How To Pick Up Women,
a world class seminar on seduction,
will be premiering as part of the 2014 New Zealand Fringe Festival
5-8 February at Fringe Bar, Allen Street.

Theatre , Comedy ,

Sociopathic and self-serving so-called artists revealed

Review by John Smythe 06th Feb 2014

Billed as “a world class seminar on seduction” and a “perfect post Sevens show”, Alexander Sparrow’s multi-character solo performance, How to Pick Up Women, draws multiple shrieks from women in the audience at its Fringe Bar debut. 

Sparrow’s flights of fancy come embodied in five international pick-up artist sexperts, flown in by their supposedly desperately-in-need-of-tutorship host. Not that he has worked much on convincing us that this is how life really is for his on-stage persona.

Suave Johnathan from the UK is a super-successful salesman who coaches us in the art of ‘preselection’.

Pumped and pumping, Enigma from the USA takes the stage as if it were a bucking bronco to convince us his three steps of ‘comfort building’ will win the day – or night – every time.  

From Russia via Greece and unbuttoned to the navel, Komachi oils his way on to floor to elucidate his applied theory of gender stereotype reversal (although I’d have simply called him a gigolo: an appellation that’s almost a century old although the practice goes back to antiquity).   

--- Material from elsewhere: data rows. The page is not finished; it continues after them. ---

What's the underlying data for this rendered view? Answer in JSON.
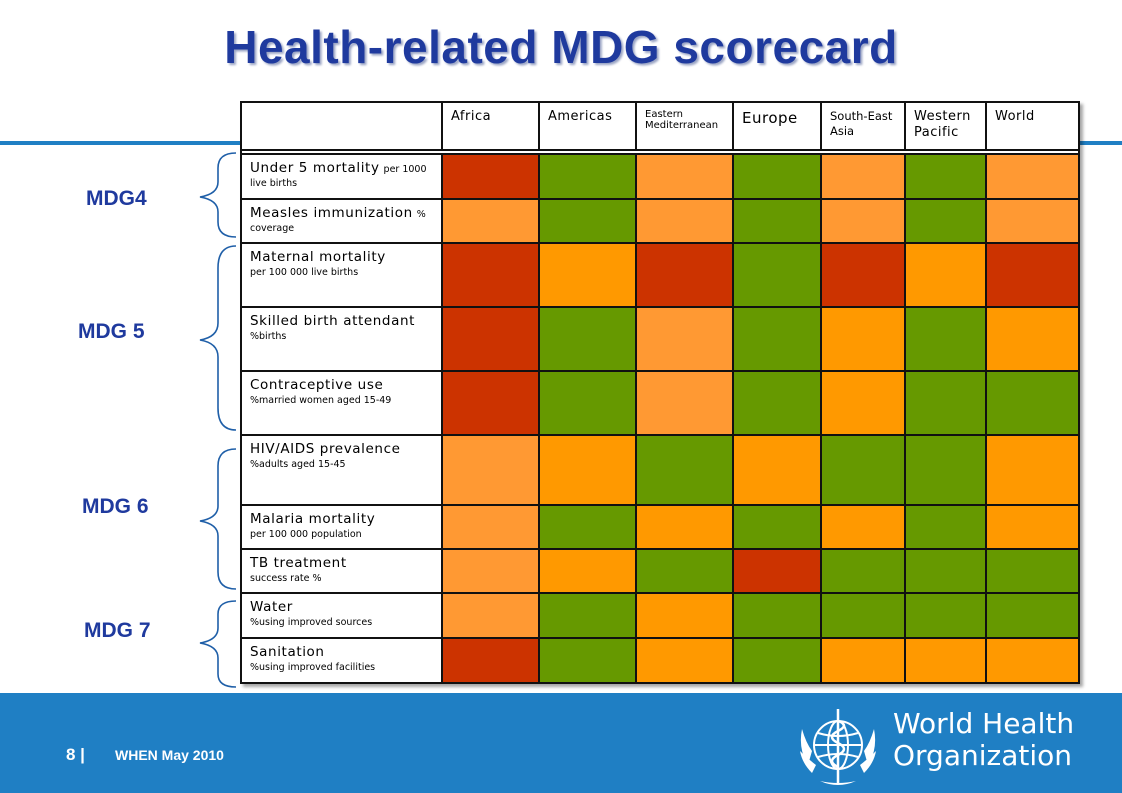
{
  "title": "Health-related MDG scorecard",
  "colors": {
    "red": "#cc3300",
    "green": "#669900",
    "light_orange": "#ff9933",
    "orange": "#ff9900"
  },
  "columns": [
    "Africa",
    "Americas",
    "Eastern Mediterranean",
    "Europe",
    "South-East Asia",
    "Western Pacific",
    "World"
  ],
  "groups": [
    {
      "label": "MDG4"
    },
    {
      "label": "MDG 5"
    },
    {
      "label": "MDG 6"
    },
    {
      "label": "MDG 7"
    }
  ],
  "indicators": [
    {
      "name": "Under 5 mortality",
      "unit_inline": "per 1000",
      "unit": "live births",
      "cells": [
        "red",
        "green",
        "light_orange",
        "green",
        "light_orange",
        "green",
        "light_orange"
      ]
    },
    {
      "name": "Measles immunization",
      "unit_inline": "%",
      "unit": "coverage",
      "cells": [
        "light_orange",
        "green",
        "light_orange",
        "green",
        "light_orange",
        "green",
        "light_orange"
      ]
    },
    {
      "name": "Maternal mortality",
      "unit_inline": "",
      "unit": "per 100 000 live births",
      "cells": [
        "red",
        "orange",
        "red",
        "green",
        "red",
        "orange",
        "red"
      ]
    },
    {
      "name": "Skilled birth attendant",
      "unit_inline": "",
      "unit": "%births",
      "cells": [
        "red",
        "green",
        "light_orange",
        "green",
        "orange",
        "green",
        "orange"
      ]
    },
    {
      "name": "Contraceptive use",
      "unit_inline": "",
      "unit": "%married women aged 15-49",
      "cells": [
        "red",
        "green",
        "light_orange",
        "green",
        "orange",
        "green",
        "green"
      ]
    },
    {
      "name": "HIV/AIDS prevalence",
      "unit_inline": "",
      "unit": "%adults aged 15-45",
      "cells": [
        "light_orange",
        "orange",
        "green",
        "orange",
        "green",
        "green",
        "orange"
      ]
    },
    {
      "name": "Malaria mortality",
      "unit_inline": "",
      "unit": "per 100 000 population",
      "cells": [
        "light_orange",
        "green",
        "orange",
        "green",
        "orange",
        "green",
        "orange"
      ]
    },
    {
      "name": "TB treatment",
      "unit_inline": "",
      "unit": "success rate %",
      "cells": [
        "light_orange",
        "orange",
        "green",
        "red",
        "green",
        "green",
        "green"
      ]
    },
    {
      "name": "Water",
      "unit_inline": "",
      "unit": "%using improved sources",
      "cells": [
        "light_orange",
        "green",
        "orange",
        "green",
        "green",
        "green",
        "green"
      ]
    },
    {
      "name": "Sanitation",
      "unit_inline": "",
      "unit": "%using improved facilities",
      "cells": [
        "red",
        "green",
        "orange",
        "green",
        "orange",
        "orange",
        "orange"
      ]
    }
  ],
  "footer": {
    "page_number": "8 |",
    "text": "WHEN May 2010"
  },
  "logo": {
    "name_line1": "World Health",
    "name_line2": "Organization",
    "icon": "who-emblem-icon"
  }
}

Introduced as “a magician with women”, Marque from France uses the metaphor of a perfect piece of beef steak in describing how to handle a woman before demonstrating the relationship of dance floor moves to bedroom moves.

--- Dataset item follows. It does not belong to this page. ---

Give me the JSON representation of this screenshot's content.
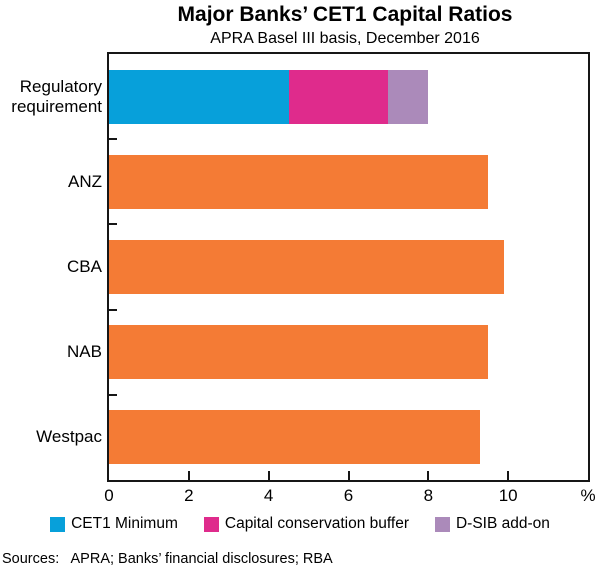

While all these characters work quite well – and will doubtless improve with practice – it is Bernard from Germany who is the most intriguing because of the way his awkward and supposedly ingenuous persona proves to be carefully cultivated for maximum benefit, to himself. Just in case we have warmed to any of them, Bernard reminds us what nasty examples of manhood – what hoodwinking wankers – these sociopathic and self-serving so-called artists really are.

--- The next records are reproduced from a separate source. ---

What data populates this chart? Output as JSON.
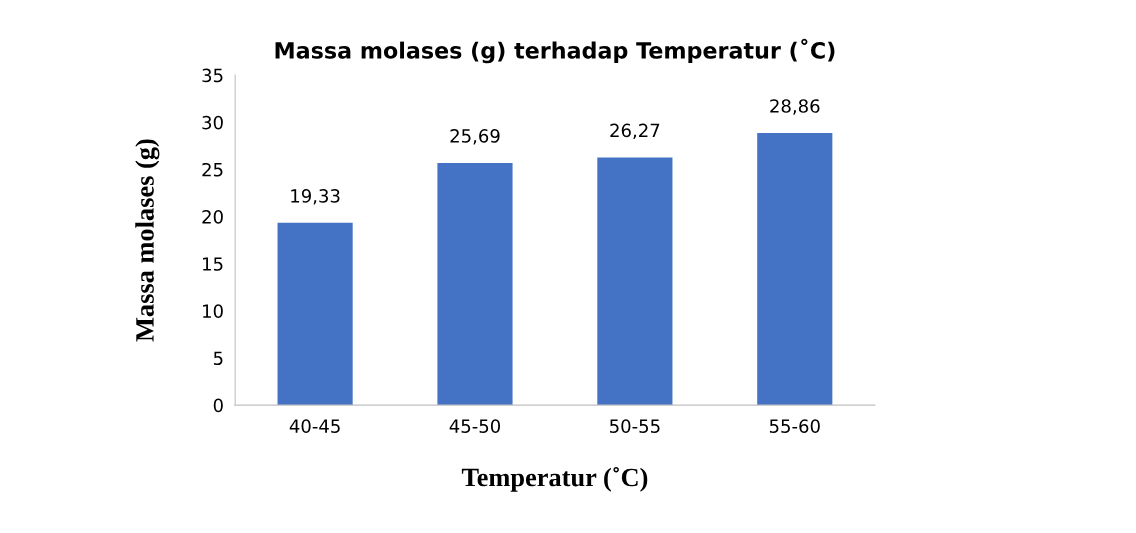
{
  "chart_data": {
    "type": "bar",
    "title": "Massa molases (g) terhadap Temperatur (˚C)",
    "xlabel": "Temperatur (˚C)",
    "ylabel": "Massa molases (g)",
    "categories": [
      "40-45",
      "45-50",
      "50-55",
      "55-60"
    ],
    "values": [
      19.33,
      25.69,
      26.27,
      28.86
    ],
    "value_labels": [
      "19,33",
      "25,69",
      "26,27",
      "28,86"
    ],
    "color": "#4472c4",
    "ylim": [
      0,
      35
    ],
    "yticks": [
      0,
      5,
      10,
      15,
      20,
      25,
      30,
      35
    ],
    "grid": false
  }
}
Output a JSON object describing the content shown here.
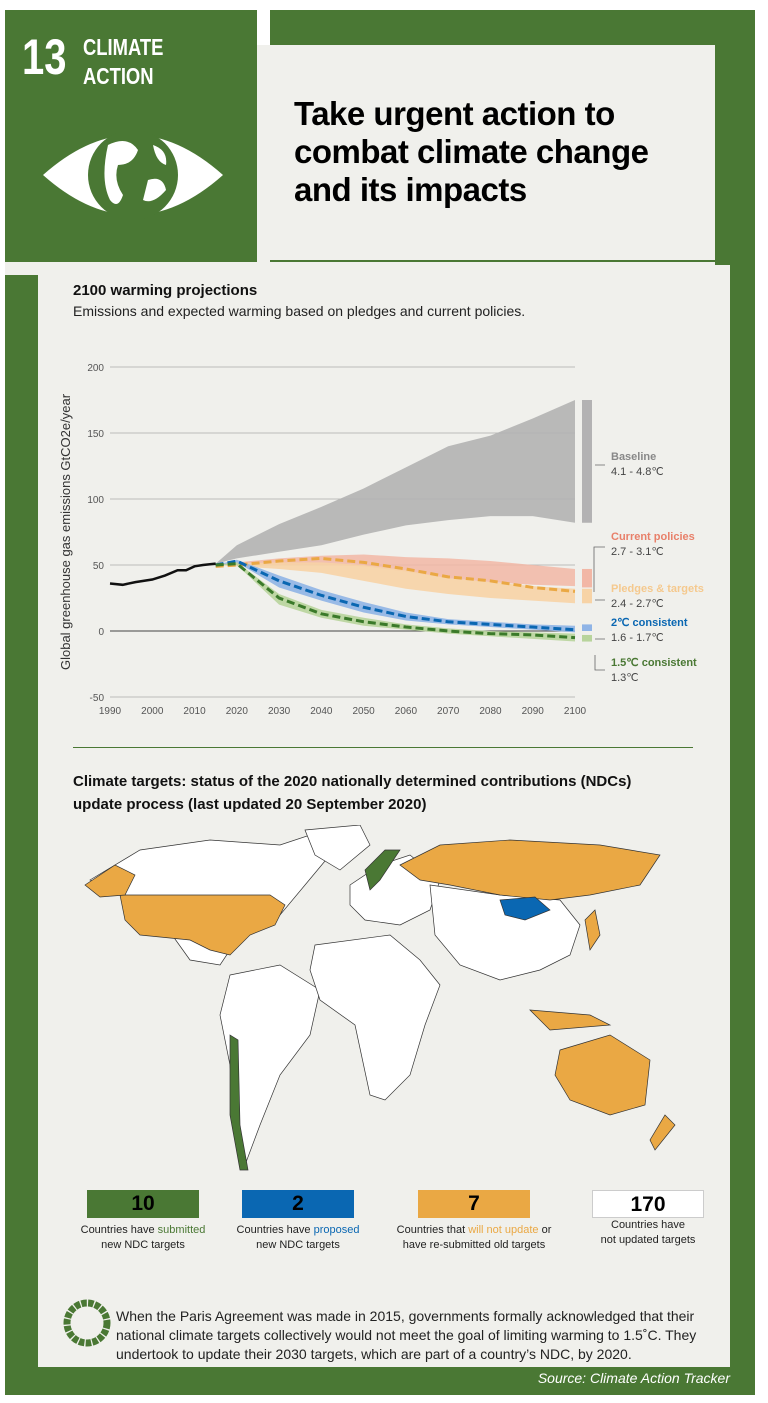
{
  "header": {
    "goal_number": "13",
    "goal_name_line1": "CLIMATE",
    "goal_name_line2": "ACTION",
    "headline": "Take urgent action to combat climate change and its impacts"
  },
  "colors": {
    "green": "#4a7834",
    "blue": "#0a67b2",
    "orange": "#eaa844",
    "current": "#e8806a",
    "pledges": "#f5c98e",
    "baseline": "#b3b2b3"
  },
  "chart_section": {
    "title": "2100 warming projections",
    "subtitle": "Emissions and expected warming based on pledges and current policies."
  },
  "chart_data": {
    "type": "area",
    "ylabel": "Global greenhouse gas emissions GtCO2e/year",
    "ylim": [
      -50,
      200
    ],
    "xlim": [
      1990,
      2100
    ],
    "yticks": [
      "200",
      "150",
      "100",
      "50",
      "0",
      "-50"
    ],
    "xticks": [
      "1990",
      "2000",
      "2010",
      "2020",
      "2030",
      "2040",
      "2050",
      "2060",
      "2070",
      "2080",
      "2090",
      "2100"
    ],
    "grid": true,
    "historical": {
      "x": [
        1990,
        1993,
        1996,
        2000,
        2003,
        2006,
        2008,
        2010,
        2012,
        2015
      ],
      "y": [
        36,
        35,
        37,
        39,
        42,
        46,
        46,
        49,
        50,
        51
      ]
    },
    "years": [
      2015,
      2020,
      2030,
      2040,
      2050,
      2060,
      2070,
      2080,
      2090,
      2100
    ],
    "series": [
      {
        "name": "Baseline",
        "range": "4.1 - 4.8℃",
        "upper": [
          51,
          65,
          81,
          94,
          108,
          124,
          140,
          148,
          161,
          175
        ],
        "lower": [
          51,
          55,
          60,
          65,
          73,
          80,
          84,
          87,
          87,
          82
        ]
      },
      {
        "name": "Current policies",
        "range": "2.7 - 3.1℃",
        "upper": [
          50,
          52,
          55,
          57,
          58,
          56,
          55,
          53,
          50,
          47
        ],
        "lower": [
          50,
          50,
          50,
          50,
          49,
          45,
          40,
          37,
          35,
          34
        ]
      },
      {
        "name": "Pledges & targets",
        "range": "2.4 - 2.7℃",
        "upper": [
          50,
          51,
          52,
          52,
          50,
          46,
          40,
          37,
          34,
          32
        ],
        "lower": [
          50,
          49,
          47,
          44,
          38,
          32,
          28,
          25,
          23,
          21
        ],
        "median": [
          49,
          50,
          53,
          55,
          52,
          47,
          41,
          38,
          33,
          30
        ]
      },
      {
        "name": "2℃ consistent",
        "range": "1.6 - 1.7℃",
        "upper": [
          50,
          54,
          42,
          31,
          22,
          14,
          9,
          7,
          5,
          4
        ],
        "lower": [
          50,
          52,
          33,
          23,
          14,
          8,
          5,
          3,
          1,
          -1
        ],
        "median": [
          50,
          53,
          38,
          27,
          18,
          11,
          7,
          5,
          3,
          1
        ]
      },
      {
        "name": "1.5℃ consistent",
        "range": "1.3℃",
        "upper": [
          50,
          52,
          28,
          16,
          10,
          5,
          2,
          0,
          -1,
          -2
        ],
        "lower": [
          50,
          50,
          20,
          10,
          4,
          1,
          -2,
          -4,
          -6,
          -8
        ],
        "median": [
          50,
          51,
          25,
          13,
          7,
          3,
          0,
          -2,
          -3,
          -5
        ]
      }
    ]
  },
  "map_section": {
    "title": "Climate targets: status of the 2020 nationally determined contributions (NDCs) update process (last updated 20 September 2020)"
  },
  "stats": [
    {
      "value": "10",
      "pre": "Countries have ",
      "hl": "submitted",
      "post": "",
      "line2": "new NDC targets",
      "color": "#4a7834",
      "hlcolor": "#4a7834"
    },
    {
      "value": "2",
      "pre": "Countries have ",
      "hl": "proposed",
      "post": "",
      "line2": "new NDC targets",
      "color": "#0a67b2",
      "hlcolor": "#0a67b2"
    },
    {
      "value": "7",
      "pre": "Countries that ",
      "hl": "will not update",
      "post": " or",
      "line2": "have re-submitted old targets",
      "color": "#eaa844",
      "hlcolor": "#eaa844"
    },
    {
      "value": "170",
      "pre": "Countries have",
      "hl": "",
      "post": "",
      "line2": "not updated targets",
      "color": "#ffffff",
      "hlcolor": "#222"
    }
  ],
  "note": "When the Paris Agreement was made in 2015, governments formally acknowledged that their national climate targets collectively would not meet the goal of limiting warming to 1.5˚C. They undertook to update their 2030 targets, which are part of a country’s NDC, by 2020.",
  "source": "Source: Climate Action Tracker"
}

Sparrow’s decision to not only change characters off stage but also to return between each character as his MC ‘self’ creates fits and starts in the flow of the show that I feel are unnecessary. We are used to seamless character changes and transitions these days and I’d like to see more ingenious conventions employed to keep the flow going.

More could also be done in physically differentiating the characters, or maybe what’s already there will work better if he can eliminate the random wandering about the Fringe Bar’s tiny stage that all of them resort to.

Two footnotes:

While they only have limited control over the behaviour of late night bar venue patrons, it’s disappointing to hear the bar staff themselves interacting loudly with customers during a live show.

The Fringe Bar (now located in Allen Street off Courtenay Place, by the way) is possibly the only live performance venue in town that has an actual curtain. I think of this as quaintly ‘old school’ until I realise that these days it’s totally alternative.